- North American arcade flyer
- Developer: American Laser Games CD-i CapDisc Windows Digital Leisure;
- Publishers: American Laser Games ArcadeNA: American Laser Games; EU: Atari Games; JP: Namco; CD-i Philips Media DVD/WindowsNA: Digital Leisure; RU: 1C Company; ;
- Series: Crime Patrol
- Platforms: Arcade, 3DO Interactive Multiplayer DVD, Macintosh, Microsoft Windows, MS-DOS, Philips CD-i, Sega CD
- Release: May 1993 ArcadeNA: May 1993; EU: 1993; JP: October 1993; 3DONA: 1993; Sega CDNA: October 1994; MacintoshNA: 1994; MS-DOSNA: 1994; CD-iNA: 1996; DVDNA: 17 November 2001; WindowsNA: 16 January 2002; RU: 2002; ;
- Genres: Interactive movie, light gun shooter
- Modes: Single-player, multiplayer
- Arcade system: Amiga-based hardware

= Crime Patrol (video game) =

1993 video game

Crime Patrol is a live-action laserdisc video game released by American Laser Games in 1993. American Laser Games released a sequel, Crime Patrol 2: Drug Wars later that year.

==Storyline==
The player character is employed in the police force and works his way up from Rookie to Delta Force, achieved through systematically neutralizing threats which appear in various environments and scenarios. As a Rookie, the player character teams up with a somewhat boisterous policewoman, taking on burglars, armed robbers, and gang members. After getting promoted to Undercover, the player character gets a slightly overweight male partner and confronts drug smugglers and crime lords at a nightclub, a chop shop, and an airfield. Next, in SWAT, the character deals with bank robbers, meth cooks, and outlaw bikers become the enemies. Finally, in Delta Force, the player must stand up to serious threats to national security, such as a hijacked shipment of nuclear material, hijacked planes, and assassination attempts. Each part of the game is made up of three separate scenarios, with one final mission involving a plot to steal plutonium that is filmed partly in night vision.

==Gameplay==
The CD-i, 3DO, Sega CD, and PC versions use a mouse or light gun to aim and shoot the villains. Reloading is done by moving the light gun outside of the screen and pressing the trigger; this is also achieved when using the mouse by directing the cursor to the bottom right-hand corner of the screen and right-clicking.
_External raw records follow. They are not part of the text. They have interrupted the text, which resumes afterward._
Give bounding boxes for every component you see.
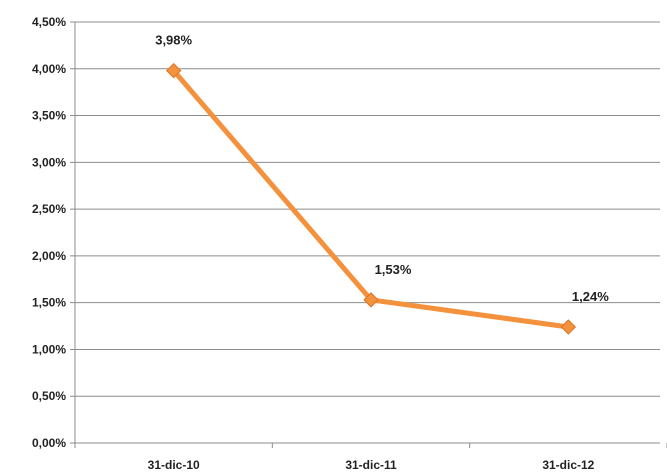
x-axis-ticks: 31-dic-10 31-dic-11 31-dic-12 xyxy=(148,458,595,472)
data-label: 1,53% xyxy=(375,262,412,277)
x-tick-label: 31-dic-11 xyxy=(345,458,397,472)
y-tick-label: 4,00% xyxy=(32,62,66,76)
gridlines xyxy=(70,21,667,448)
y-tick-label: 4,50% xyxy=(32,15,66,29)
y-tick-label: 1,00% xyxy=(32,342,66,356)
y-tick-label: 3,00% xyxy=(32,155,66,169)
y-tick-label: 2,50% xyxy=(32,202,66,216)
x-tick-label: 31-dic-10 xyxy=(148,458,200,472)
data-label: 3,98% xyxy=(155,33,192,48)
data-labels: 3,98% 1,53% 1,24% xyxy=(155,33,609,304)
data-point-marker xyxy=(363,292,379,308)
series-group xyxy=(165,62,577,335)
y-tick-label: 3,50% xyxy=(32,109,66,123)
y-tick-label: 2,00% xyxy=(32,249,66,263)
data-label: 1,24% xyxy=(572,289,609,304)
y-axis-ticks: 0,00% 0,50% 1,00% 1,50% 2,00% 2,50% 3,00% 3,50%… xyxy=(32,15,66,450)
series-line xyxy=(171,68,571,330)
y-tick-label: 0,00% xyxy=(32,436,66,450)
data-point-marker xyxy=(560,319,577,335)
y-tick-label: 0,50% xyxy=(32,389,66,403)
y-tick-label: 1,50% xyxy=(32,296,66,310)
data-point-marker xyxy=(165,62,182,79)
x-tick-label: 31-dic-12 xyxy=(542,458,594,472)
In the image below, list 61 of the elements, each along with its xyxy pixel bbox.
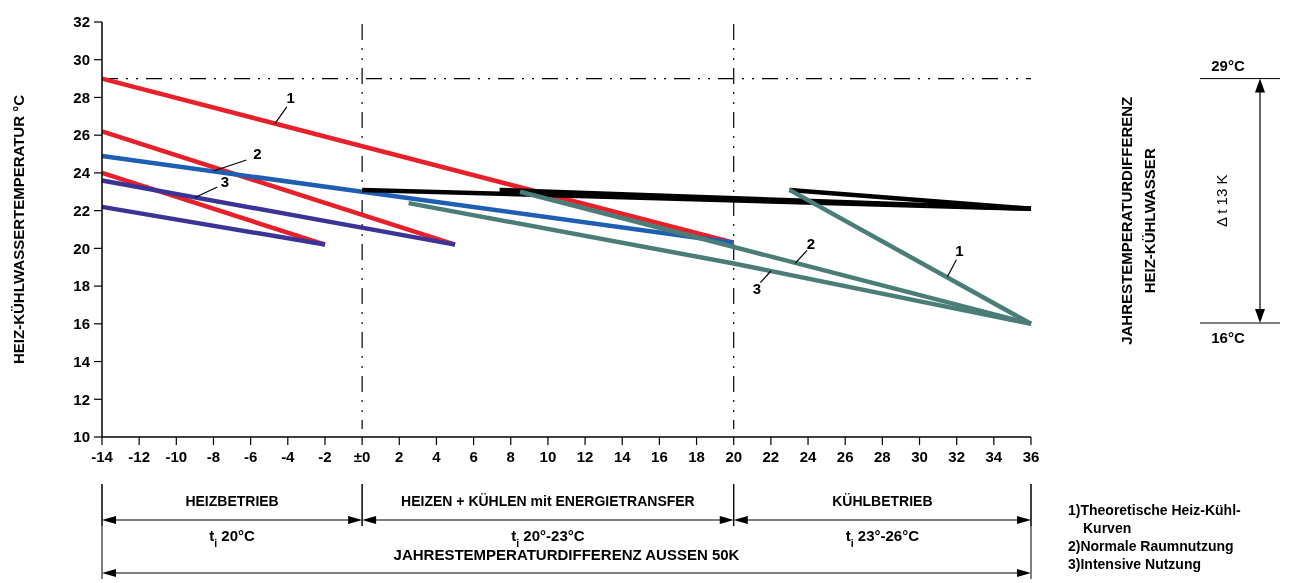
- annotation: 3: [220, 172, 230, 190]
- annotation: 3: [752, 280, 762, 298]
- x-tick-label: -12: [128, 448, 150, 465]
- x-tick-label: 12: [576, 448, 594, 465]
- text: 1)Theoretische Heiz-Kühl-: [1068, 502, 1242, 518]
- x-tick-label: 36: [1022, 448, 1040, 465]
- text: Kurven: [1083, 520, 1132, 536]
- text: 3)Intensive Nutzung: [1068, 556, 1202, 572]
- x-tick-label: -10: [165, 448, 188, 465]
- x-tick-label: -14: [91, 448, 114, 465]
- x-tick-label: ±0: [353, 448, 371, 465]
- y-axis-title: HEIZ-KÜHLWASSERTEMPERATUR °C: [10, 94, 27, 365]
- y-tick-label: 20: [73, 239, 90, 257]
- x-tick-label: 22: [762, 448, 780, 465]
- text: 16°C: [1211, 329, 1245, 346]
- text: 2)Normale Raumnutzung: [1068, 538, 1234, 554]
- annotation: 2: [806, 234, 816, 252]
- y-tick-label: 18: [73, 277, 90, 295]
- x-tick-label: 10: [539, 448, 557, 465]
- x-tick-label: 28: [874, 448, 891, 465]
- x-tick-label: 14: [613, 448, 632, 465]
- x-tick-label: 20: [725, 448, 743, 465]
- x-tick-label: 16: [651, 448, 668, 465]
- y-tick-label: 32: [73, 13, 90, 31]
- text: t$_{i}$ 20°C: [209, 527, 256, 549]
- y-tick-label: 14: [73, 352, 91, 370]
- x-tick-label: 4: [432, 448, 442, 465]
- annotation: 1: [286, 89, 295, 107]
- x-tick-label: 30: [911, 448, 928, 465]
- x-tick-label: -8: [206, 448, 221, 465]
- text: HEIZEN + KÜHLEN mit ENERGIETRANSFER: [401, 493, 695, 509]
- text: t$_{i}$ 20°-23°C: [511, 527, 585, 549]
- y-tick-label: 24: [73, 164, 91, 182]
- x-tick-label: -4: [281, 448, 296, 465]
- text: HEIZBETRIEB: [185, 493, 279, 509]
- x-tick-label: 8: [506, 448, 515, 465]
- annotation: 1: [955, 241, 964, 259]
- text: JAHRESTEMPERATURDIFFERENZ: [1118, 96, 1135, 345]
- text: JAHRESTEMPERATURDIFFERENZ AUSSEN 50K: [393, 546, 740, 563]
- x-tick-label: 34: [985, 448, 1003, 465]
- text: Δ t 13 K: [1213, 174, 1231, 228]
- x-tick-label: 24: [799, 448, 818, 465]
- y-tick-label: 26: [73, 126, 90, 144]
- y-tick-label: 28: [73, 88, 90, 106]
- x-tick-label: -6: [243, 448, 258, 465]
- y-tick-label: 22: [73, 201, 90, 219]
- y-tick-label: 12: [73, 390, 90, 408]
- text: KÜHLBETRIEB: [832, 493, 933, 509]
- x-tick-label: 26: [836, 448, 854, 465]
- x-tick-label: 6: [469, 448, 478, 465]
- x-tick-label: 2: [395, 448, 404, 465]
- y-tick-label: 30: [73, 50, 90, 68]
- x-tick-label: 18: [688, 448, 705, 465]
- text: t$_{i}$ 23°-26°C: [845, 527, 920, 549]
- y-tick-label: 10: [73, 428, 90, 446]
- ref-line-label: 29°C: [1211, 56, 1245, 74]
- y-tick-label: 16: [73, 315, 90, 333]
- x-tick-label: 32: [948, 448, 966, 465]
- x-tick-label: -2: [318, 448, 332, 465]
- text: HEIZ-KÜHLWASSER: [1141, 148, 1158, 294]
- annotation: 2: [253, 145, 262, 163]
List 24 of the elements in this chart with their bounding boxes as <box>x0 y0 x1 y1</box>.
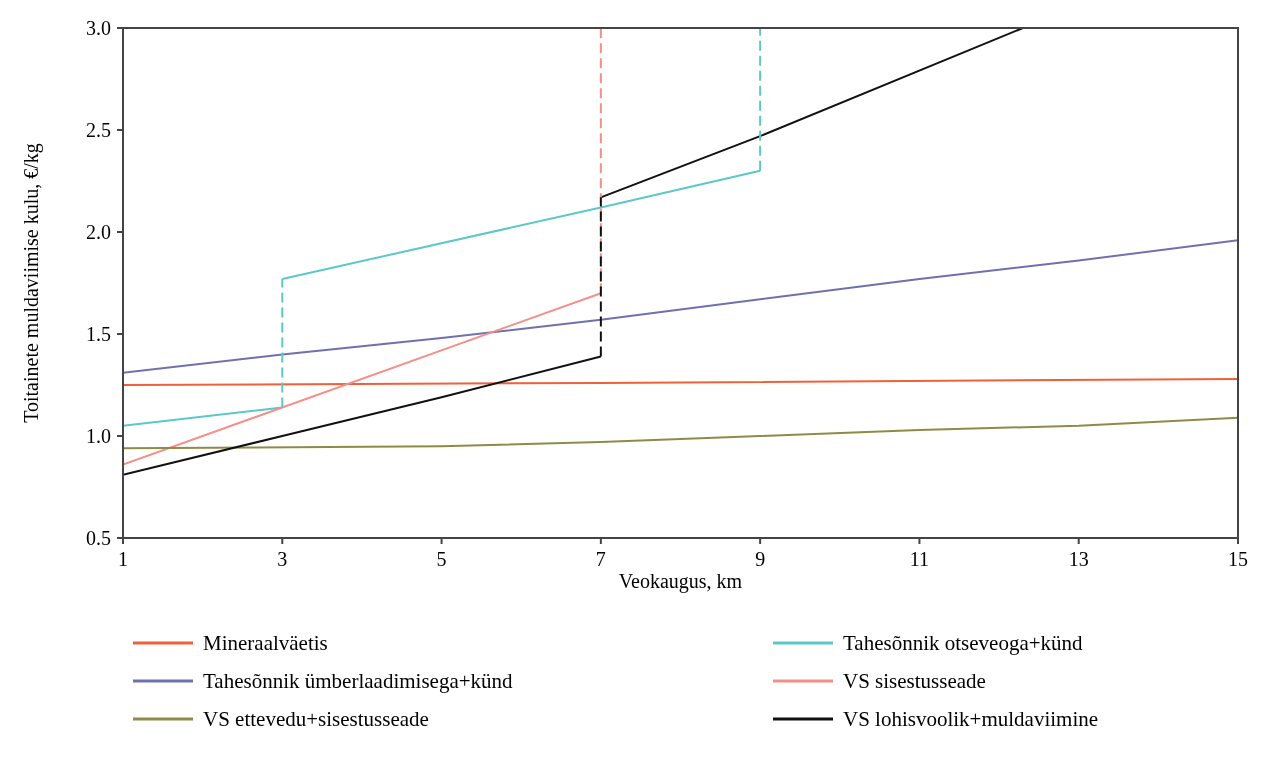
y-tick-label: 2.0 <box>86 221 111 243</box>
legend-label: VS lohisvoolik+muldaviimine <box>843 707 1099 731</box>
legend-label: Tahesõnnik ümberlaadimisega+künd <box>203 669 514 693</box>
line-series <box>123 416 1238 450</box>
x-tick-label: 3 <box>277 548 288 570</box>
y-tick-label: 0.5 <box>86 527 111 549</box>
x-axis-title: Veokaugus, km <box>618 570 743 593</box>
y-tick-label: 1.0 <box>86 425 111 447</box>
x-tick-label: 9 <box>755 548 766 570</box>
x-tick-label: 15 <box>1228 548 1248 570</box>
x-tick-label: 7 <box>595 548 606 570</box>
x-tick-label: 13 <box>1068 548 1089 570</box>
legend-label: Mineraalväetis <box>203 631 328 655</box>
x-tick-label: 11 <box>909 548 930 570</box>
legend-label: VS ettevedu+sisestusseade <box>203 707 429 731</box>
y-tick-label: 1.5 <box>86 323 111 345</box>
legend-label: Tahesõnnik otseveoga+künd <box>843 631 1084 655</box>
y-tick-label: 3.0 <box>86 17 111 39</box>
x-tick-label: 1 <box>118 548 128 570</box>
x-tick-label: 5 <box>436 548 447 570</box>
y-tick-label: 2.5 <box>86 119 111 141</box>
y-axis-title: Toitainete muldaviimise kulu, €/kg <box>20 143 43 423</box>
line-series <box>123 239 1238 374</box>
legend-label: VS sisestusseade <box>843 669 986 693</box>
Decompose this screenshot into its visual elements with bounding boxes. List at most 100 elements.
The player can reload at any time and an infinite number of times. The player has three lives at their disposal. There are four levels, not counting the shooting range, which one can access to improve one's aim and reflexes. Once the player has completed a scene, on the selection screen the icon is closed off, being stamped with the words "CASE CLOSED", but if the player waits too long to choose another scene, a completed case may automatically begin.

==Release==
A port for the Atari Jaguar CD was reportedly in development but never released. A port for the PlayStation and Sega Saturn was also slated for Christmas 1996, but was cancelled at the last minute.

==Reception==
Play Meter listed Crime Patrol as the ninth most popular arcade game of July 1993.

GamePro panned the Sega CD version, citing poor acting, corny dialogue, excessively grainy graphics, inaccurate controls when using a standard gamepad instead of a light gun, and generic light gun shooter gameplay. The same GamePro reviewer leveled all the same criticisms at the 3DO version except for the graphics, remarking that the 3DO version has "clean, sharp, digitized images". A reviewer for Next Generation gave the 3DO version two out of five stars, criticizing the poor acting and overt similarity to previous American Laser Games offerings. Though he admitted that the game is decently fun with a 3DO light gun, and that the video contains several entertaining stunts, he concluded, "Personally, we'd rather rent Commando again."

Maximum dubbed the PC version "one of the best arcade conversions, ever" but derided the shallow and lowbrow nature of the game itself. They described the line of American Laser Games light gun games as "lineal descendants of fairground shooting galleries. Substitute the moving ducks and gats for an episode of Starsky & Hutch and a plastic pistol ... and you have grasped the essence of the thing." However, they acknowledged that this style of game has its appeal and concluded, "No intellectual challenges here, folks, but for the right kind of homo-couchpotatus, Crime Patrol is a satisfying piece of idle machismo." They gave it three out of five stars.